My Review: I love Susan Beth Pfeiffer. I still think “Life as We Knew it” was one of the best middle grade books I’ve ever read. This book wasn’t on level with that, but it was still good and still intense and also really creepy. Pfeiffer does a wonderful job at making adult characters who have understandable motives into people you can *really* hate. Seriously. I hated every adult in this book and most of the kids. I hate how insensitive everyone in the story is. I hate how high and mighty everyone is. I completely get Willa’s mental state in this book because if I was stuck in her life and couldn’t lash out at the people who deserved it, I’d go crazy too.

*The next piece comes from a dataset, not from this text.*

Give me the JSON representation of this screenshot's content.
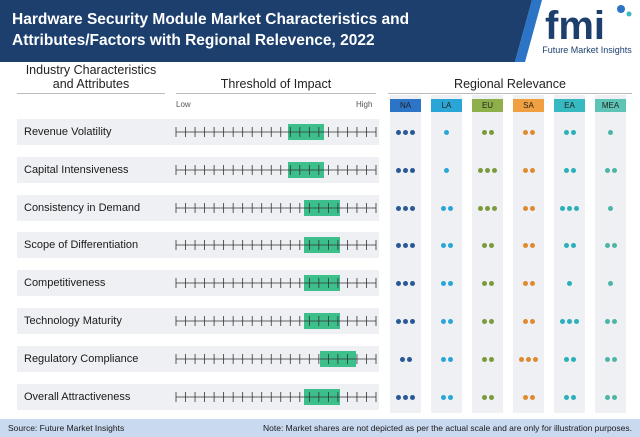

There’s a scene at the end that sort of explains everything that was well written, and very chilliing, but was also kind of a cop-out tell for the author. Willa imagines what happened from the POV of her father. She sees the murders. But not in a like “I’m having nightmares and imagining these horrible murders because it’s all I’ve thought about lately” but in a very “this IS what happened. And I know this IS what happened because his blood flows through my veins.” It was a neat scene, but as a writer it pulled me right out of the story because it was such a blatant authorial intrusion that I think could have been included in a more natural way, OR if we’re going for supernatural abilities experienced by Willa as a series of nightmares that she doesn’t understand the meaning of that get much creepier when she realizes that’s what really happened.

The plot was tense and kept moving, the characters, while hatable, were fully developed, and I really enjoyed the book despite the sick feeling it left me at. Pfeiffer is *really* good at gritty realism.